Released in 2001, the GameCube followed the N64 and brought with it an impressive library of games. It featured one of the best controller designs of all time (which is still used by dedicated Switch players), but it didn’t work due to a lack of online features and a limited launch library.
Compared to its competitors, the Xbox and Playstation 2, many gamers felt the GameCube was missing something. However, the system contained a library of fantastic games that are still worth playing today – if you can get your hands on them.
This list of the best GameCube games isn’t easy to emulate or find in the wild, but if you do, they’re worth it.
We also made a great video on our YouTube channel where we share our favorite games and show you the gameplay. You can watch it below:
Published in 2001, Animal Crossing magazine has a strange concept: you live in a city and are friends with your neighbors, pay off debts to expand your home, and live a simple idyllic life. The game is played in real time and the seasons in the real world are reflected in the game. Sure, you could “travel in time” by changing the clock on the GameCube, but that distracted from the essence of the game.
If you weren’t able to save before turning off the console, the next time you start playing, a mole named Mr. Shake will appear and start yelling at you. It acquired a cult following that continues today, especially with the recent release of Animal Crossing: New Horizons for the Nintendo Switch
TimeSplitters 2 was one of the wackiest games in the GameCube lineup. TimeSplitters 2, one of a limited number of FPS games on the console, had a weird single-player mode with a story spanning ten levels all about traveling through different periods of time and preventing the evil group from destroying the story.
However, the real value of the game lies in its multiplayer mode. It offered entertainment on par with the GoldenEye on the N64, offering levels set throughout history with appropriate weapons. There is a certain charm about roaming Chicago in the early 20th century with a laser cannon. The game also has a Map Maker, with which you can create your own level and characters – from a tank on the body of a robot to a Harley Quinn doppelganger.
The Legend of Zelda: The Wind Waker
The Legend of Zelda: Wind Waker departs from the traditional formula and combines Link with a sentient boat called the King of Red Lions. The world of Hyrule is submerged, with only isolated islands remaining. Wind Waker also departed from its previous name in favor of a more mesh-filled graphic style.
The swimming element is different from anything seen in Zelda before (or after), and it’s worth seeing for yourself. Wind Waker will give you hours of adventure that will secure it as one of the top 5 Zelda games of all time.
Super Smash Bros Melee
Considered one of the greatest video games ever created – and definitely one of the best games for the GameCube – Super Smash Bros Melee took the phenomenon that Super Smash Bros was and took it to the next level. Melee has kept all the characters from the original games and introduced completely new faces, including those from Fire Emblem, a game that has never been released outside of Japan before.

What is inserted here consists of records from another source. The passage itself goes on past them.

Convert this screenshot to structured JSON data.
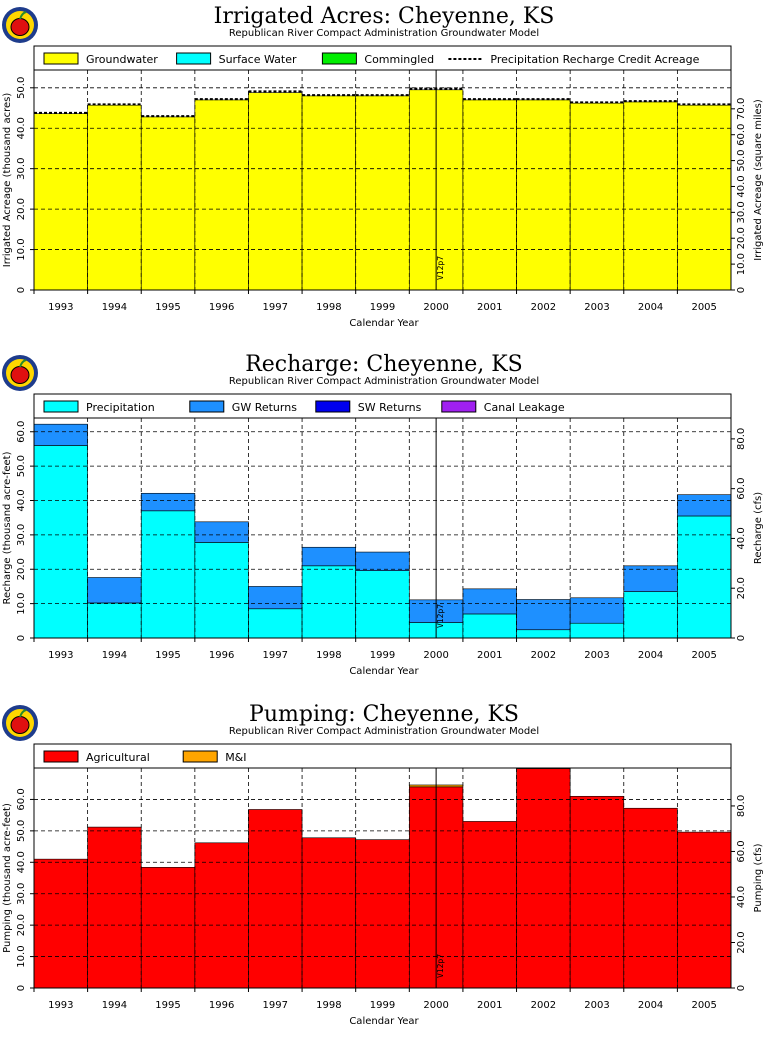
{
  "chart_data": [
    {
      "id": "irrigated",
      "type": "bar",
      "title": "Irrigated Acres: Cheyenne, KS",
      "subtitle": "Republican River Compact Administration Groundwater Model",
      "xlabel": "Calendar Year",
      "ylabel": "Irrigated Acreage (thousand acres)",
      "y2label": "Irrigated Acreage (square miles)",
      "categories": [
        "1993",
        "1994",
        "1995",
        "1996",
        "1997",
        "1998",
        "1999",
        "2000",
        "2001",
        "2002",
        "2003",
        "2004",
        "2005"
      ],
      "ylim": [
        0,
        54.4
      ],
      "y_ticks": [
        10,
        20,
        30,
        40,
        50
      ],
      "y_tick_labels": [
        "10.0",
        "20.0",
        "30.0",
        "40.0",
        "50.0"
      ],
      "y2_ratio": 1.5625,
      "y2_ticks": [
        10,
        20,
        30,
        40,
        50,
        60,
        70
      ],
      "y2_tick_labels": [
        "10.0",
        "20.0",
        "30.0",
        "40.0",
        "50.0",
        "60.0",
        "70.0"
      ],
      "series": [
        {
          "name": "Groundwater",
          "color": "#ffff00",
          "values": [
            43.6,
            45.7,
            42.8,
            47.0,
            48.8,
            48.0,
            48.0,
            49.5,
            47.0,
            47.0,
            46.2,
            46.5,
            45.7
          ]
        },
        {
          "name": "Surface Water",
          "color": "#00ffff",
          "values": [
            0,
            0,
            0,
            0,
            0,
            0,
            0,
            0,
            0,
            0,
            0,
            0,
            0
          ]
        },
        {
          "name": "Commingled",
          "color": "#00ee00",
          "values": [
            0,
            0,
            0,
            0,
            0,
            0,
            0,
            0,
            0,
            0,
            0,
            0,
            0
          ]
        }
      ],
      "line_series": {
        "name": "Precipitation Recharge Credit Acreage",
        "style": "dotted",
        "values": [
          43.8,
          45.9,
          43.0,
          47.2,
          49.1,
          48.2,
          48.2,
          49.8,
          47.2,
          47.2,
          46.4,
          46.7,
          45.9
        ]
      },
      "run_label": "V12p7",
      "run_label_year_index": 7,
      "grid": true,
      "legend_position": "top"
    },
    {
      "id": "recharge",
      "type": "bar",
      "title": "Recharge: Cheyenne, KS",
      "subtitle": "Republican River Compact Administration Groundwater Model",
      "xlabel": "Calendar Year",
      "ylabel": "Recharge (thousand acre-feet)",
      "y2label": "Recharge (cfs)",
      "categories": [
        "1993",
        "1994",
        "1995",
        "1996",
        "1997",
        "1998",
        "1999",
        "2000",
        "2001",
        "2002",
        "2003",
        "2004",
        "2005"
      ],
      "ylim": [
        0,
        64.0
      ],
      "y_ticks": [
        10,
        20,
        30,
        40,
        50,
        60
      ],
      "y_tick_labels": [
        "10.0",
        "20.0",
        "30.0",
        "40.0",
        "50.0",
        "60.0"
      ],
      "y2_ratio": 1.381,
      "y2_ticks": [
        20,
        40,
        60,
        80
      ],
      "y2_tick_labels": [
        "20.0",
        "40.0",
        "60.0",
        "80.0"
      ],
      "series": [
        {
          "name": "Precipitation",
          "color": "#00ffff",
          "values": [
            56.0,
            10.2,
            37.0,
            27.8,
            8.5,
            21.0,
            19.6,
            4.5,
            7.0,
            2.4,
            4.3,
            13.5,
            35.5
          ]
        },
        {
          "name": "GW Returns",
          "color": "#1e90ff",
          "values": [
            6.2,
            7.4,
            5.1,
            6.0,
            6.5,
            5.4,
            5.4,
            6.6,
            7.3,
            8.8,
            7.4,
            7.5,
            6.2
          ]
        },
        {
          "name": "SW Returns",
          "color": "#0000ee",
          "values": [
            0,
            0,
            0,
            0,
            0,
            0,
            0,
            0,
            0,
            0,
            0,
            0,
            0
          ]
        },
        {
          "name": "Canal Leakage",
          "color": "#a020f0",
          "values": [
            0,
            0,
            0,
            0,
            0,
            0,
            0,
            0,
            0,
            0,
            0,
            0,
            0
          ]
        }
      ],
      "run_label": "V12p7",
      "run_label_year_index": 7,
      "grid": true,
      "legend_position": "top"
    },
    {
      "id": "pumping",
      "type": "bar",
      "title": "Pumping: Cheyenne, KS",
      "subtitle": "Republican River Compact Administration Groundwater Model",
      "xlabel": "Calendar Year",
      "ylabel": "Pumping (thousand acre-feet)",
      "y2label": "Pumping (cfs)",
      "categories": [
        "1993",
        "1994",
        "1995",
        "1996",
        "1997",
        "1998",
        "1999",
        "2000",
        "2001",
        "2002",
        "2003",
        "2004",
        "2005"
      ],
      "ylim": [
        0,
        70.0
      ],
      "y_ticks": [
        10,
        20,
        30,
        40,
        50,
        60
      ],
      "y_tick_labels": [
        "10.0",
        "20.0",
        "30.0",
        "40.0",
        "50.0",
        "60.0"
      ],
      "y2_ratio": 1.381,
      "y2_ticks": [
        20,
        40,
        60,
        80
      ],
      "y2_tick_labels": [
        "20.0",
        "40.0",
        "60.0",
        "80.0"
      ],
      "series": [
        {
          "name": "Agricultural",
          "color": "#ff0000",
          "values": [
            41.0,
            51.2,
            38.4,
            46.2,
            56.8,
            47.8,
            47.2,
            64.0,
            53.0,
            69.8,
            61.0,
            57.2,
            49.6
          ]
        },
        {
          "name": "M&I",
          "color": "#ffa500",
          "values": [
            0,
            0,
            0,
            0,
            0,
            0,
            0,
            0.6,
            0,
            0,
            0,
            0,
            0
          ]
        }
      ],
      "run_label": "V12p7",
      "run_label_year_index": 7,
      "grid": true,
      "legend_position": "top"
    }
  ]
}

Super Smash Bros Melee introduced new single-player gameplay elements, trophies and multiplayer modes that helped transform it from a fun mixed fighting game to one of the most popular competitive fighting games in history.
Super Mario Sunshine
The Super Mario franchise has always featured new gameplay elements and customizations with every iteration of the game, and Super Mario Sunshine is no exception. Ditching the usual stomp and smash gameplay in favor of F.L.U.D.D., a backpack that shoots water that can clean up the graffiti left behind by Shadow Mario.
All of this takes place on Delfino Island, a tropical resort where Mario, Peach and Toad rest. Super Mario Sunshine is not spoken of like Super Mario 64 or Super Mario Galaxy, but it is the best Mario game on the GameCube.
Pikmin is a game that mixes puzzle and real-time strategy elements, and the result is delightful and challenging in equal measure. The game is named after the plant-like creatures known as Pikmin, creatures that inhabit an unknown planet that the protagonist falls on.
You take on the role of Captain Olimar and must befriend Pikmin and use their unique abilities to restore parts of your spaceship before you run out of air. There are several different Pikmin colors, each with different abilities that can be used to repair the ship.
The Metroid series has been a longtime fan favorite, but before Metroid Prime it was always a 2D side-scrolling platformer. Metroid Prime reimagined the series as a first-person shooter, but retained the same feel of previous games.
Metroid Prime is a heavy exploration challenge, with many areas locked behind doors that can only be opened after you gain the ability. You take on the familiar role of Samus Aran and fight your way through the planet Tallon IV, eventually facing old fan favorites like Ridley and Metroid.
While Metroid Prime is definitely different from Super Metroid or any other 2D game, it remains one of the best games in the series. Even now, fans are eagerly awaiting the release of Metroid Prime 4 for the Nintendo Switch, years after the first three games.